M『あんにょん由美香』でも、食べるシーンがかなり入ってますね。松江作品は「食」と「性」が並立化して描かれてそれが「生」に繋がっていく。もう1本が『セックスと嘘とビデオテープとウソ』。30分程度しかないのに画面に提示される情報量が濃密で、かなりの問題作。というか、こういう作品はもう作らないだろうと思ってたんですよ。『童貞。をプロデュース』がヒットした後なんだから。しかもこれガンダーラ映画祭で最初に上映したじゃないですか。『童貞1』『2』が生まれた場所だけに、お客さんもエンターテインメント的なことを期待してたら『極私的エロス・恋歌1974』みたいなセルフ・ドキュメントの極みを見せられた(笑)。上映終わった時の微妙な雰囲気とか、いまだに覚えてますね。初めて観たら、登場する女性たちが途中からもう見分けがつかなくなるような見せ方をするんですよ。それでも良いやっていう作りですからね。
N: 僕、これ観た時に思ったのが、人の記憶の断片を見てるような、なんかすごくいや〜な気持になったんですよ。それはたぶん松江の狙い通りなんですけど(笑)
M:『童貞。』路線で作った方が受けもいいし、みんな笑ってくれる。でもそればっかりじゃ駄目だっていう、反動で作った作品になってますね。でも松江作品の中でも重要な位置を占めると思います。こんなのもあるから、松江作品は面白い。『童貞。』の後にこの作品を作って『あんにょん由美香』に到達したわけですから。
N: そうですよね。やっぱりこういうのをやるっていうのって、平野さんとかの影響があると思うんですよ。

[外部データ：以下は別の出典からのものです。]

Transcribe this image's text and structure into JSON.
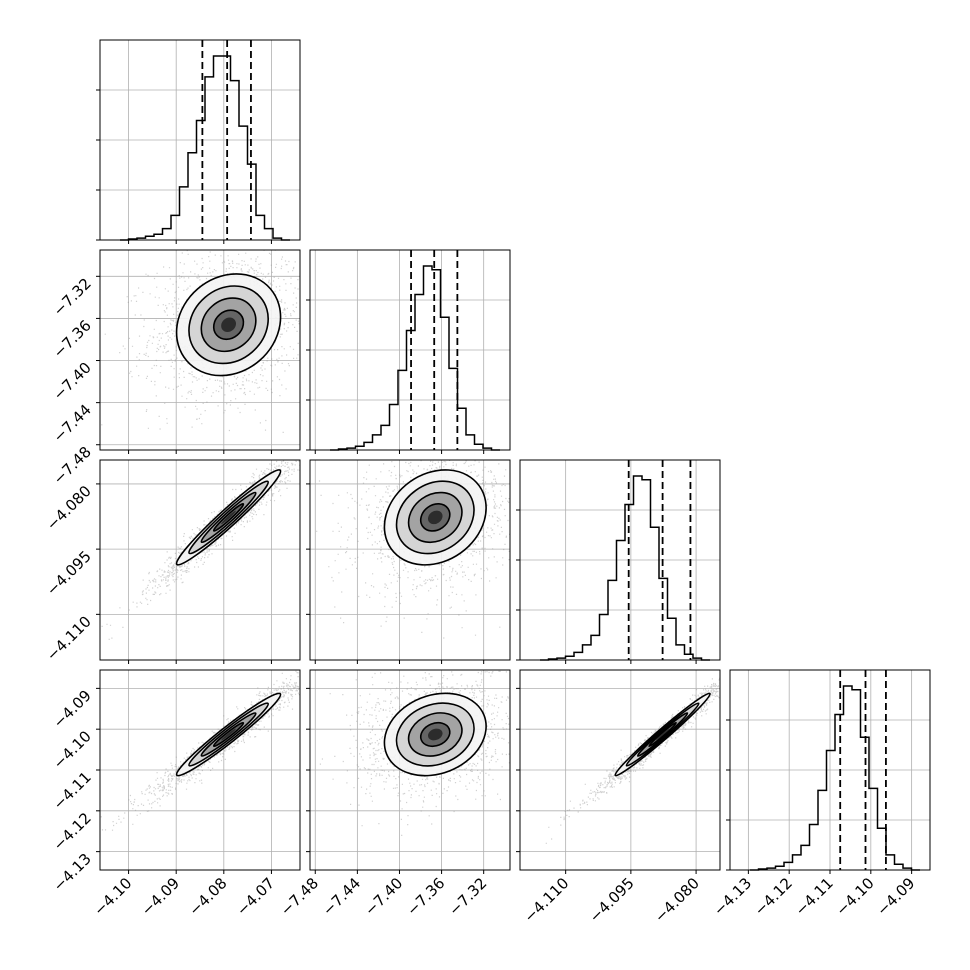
{
  "chart_data": {
    "type": "corner",
    "parameters": [
      {
        "range": [
          -4.106,
          -4.064
        ],
        "ticks": [
          "−4.10",
          "−4.09",
          "−4.08",
          "−4.07"
        ],
        "tick_values": [
          -4.1,
          -4.09,
          -4.08,
          -4.07
        ],
        "quantiles": [
          -4.0845,
          -4.0793,
          -4.0743
        ],
        "median": -4.0793,
        "hist": [
          0,
          0.5,
          1,
          2,
          3,
          6,
          13,
          28,
          46,
          63,
          86,
          97,
          97,
          84,
          60,
          40,
          13,
          6,
          1,
          0
        ]
      },
      {
        "range": [
          -7.485,
          -7.295
        ],
        "ticks": [
          "−7.48",
          "−7.44",
          "−7.40",
          "−7.36",
          "−7.32"
        ],
        "tick_values": [
          -7.48,
          -7.44,
          -7.4,
          -7.36,
          -7.32
        ],
        "quantiles": [
          -7.389,
          -7.367,
          -7.345
        ],
        "median": -7.367,
        "hist": [
          0,
          0.5,
          1,
          2,
          4,
          8,
          13,
          24,
          42,
          63,
          82,
          97,
          95,
          70,
          43,
          22,
          8,
          3,
          1,
          0
        ]
      },
      {
        "range": [
          -4.1205,
          -4.0745
        ],
        "ticks": [
          "−4.080",
          "−4.095",
          "−4.110"
        ],
        "tick_values": [
          -4.08,
          -4.095,
          -4.11
        ],
        "quantiles": [
          -4.0955,
          -4.0877,
          -4.0813
        ],
        "median": -4.0877,
        "hist": [
          0,
          0.5,
          1,
          2,
          4,
          8,
          13,
          24,
          42,
          63,
          82,
          97,
          95,
          70,
          43,
          22,
          8,
          3,
          1,
          0
        ]
      },
      {
        "range": [
          -4.1345,
          -4.0855
        ],
        "ticks": [
          "−4.13",
          "−4.12",
          "−4.11",
          "−4.10",
          "−4.09"
        ],
        "tick_values": [
          -4.13,
          -4.12,
          -4.11,
          -4.1,
          -4.09
        ],
        "quantiles": [
          -4.1075,
          -4.1013,
          -4.0963
        ],
        "median": -4.1013,
        "hist": [
          0,
          0.5,
          1,
          2,
          4,
          8,
          13,
          24,
          42,
          63,
          82,
          97,
          95,
          70,
          43,
          22,
          8,
          3,
          1,
          0
        ]
      }
    ],
    "pairs": [
      {
        "row": 1,
        "col": 0,
        "center": [
          -4.079,
          -7.366
        ],
        "sigma": [
          0.0052,
          0.023
        ],
        "corr": 0.15
      },
      {
        "row": 2,
        "col": 0,
        "center": [
          -4.079,
          -4.0877
        ],
        "sigma": [
          0.0052,
          0.0052
        ],
        "corr": 0.97
      },
      {
        "row": 2,
        "col": 1,
        "center": [
          -7.366,
          -4.0877
        ],
        "sigma": [
          0.023,
          0.0052
        ],
        "corr": 0.2
      },
      {
        "row": 3,
        "col": 0,
        "center": [
          -4.079,
          -4.1013
        ],
        "sigma": [
          0.0052,
          0.0048
        ],
        "corr": 0.97
      },
      {
        "row": 3,
        "col": 1,
        "center": [
          -7.366,
          -4.1013
        ],
        "sigma": [
          0.023,
          0.0048
        ],
        "corr": 0.2
      },
      {
        "row": 3,
        "col": 2,
        "center": [
          -4.0877,
          -4.1013
        ],
        "sigma": [
          0.0052,
          0.0048
        ],
        "corr": 0.985
      }
    ],
    "grid": true,
    "line_color": "#000000",
    "point_color": "#9a9a9a",
    "density_colors": [
      "#f4f4f4",
      "#cfcfcf",
      "#9a9a9a",
      "#5a5a5a",
      "#222222"
    ]
  }
}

AVなのに女優の本性暴いて、パンツ下ろしたまま途方にくれるしかなかったりした、ああいう…。
M:そんなこと別にやらなくたっていいのに、でもやるんだよ!っていう。
N:そうそう。そしてそんな松江氏初のAV監督作品が『前略、大沢遥様。』。
M:初めて観たらびっくりしますよ。『童貞。をプロデュース』の「エピソード0」的な作品だから。本当にこれ、AVとしてリリースされたのだろうかっていう。全編に漂う童貞くささは何でしょうね。狙って出来るものじゃない。村上賢司監督が唄う挿入曲「童貞行進曲」も、AVじゃあり得ない。だからAVとして作られたとかメイキングとして作られたとか成立過程で判断できないですね、松江作品は。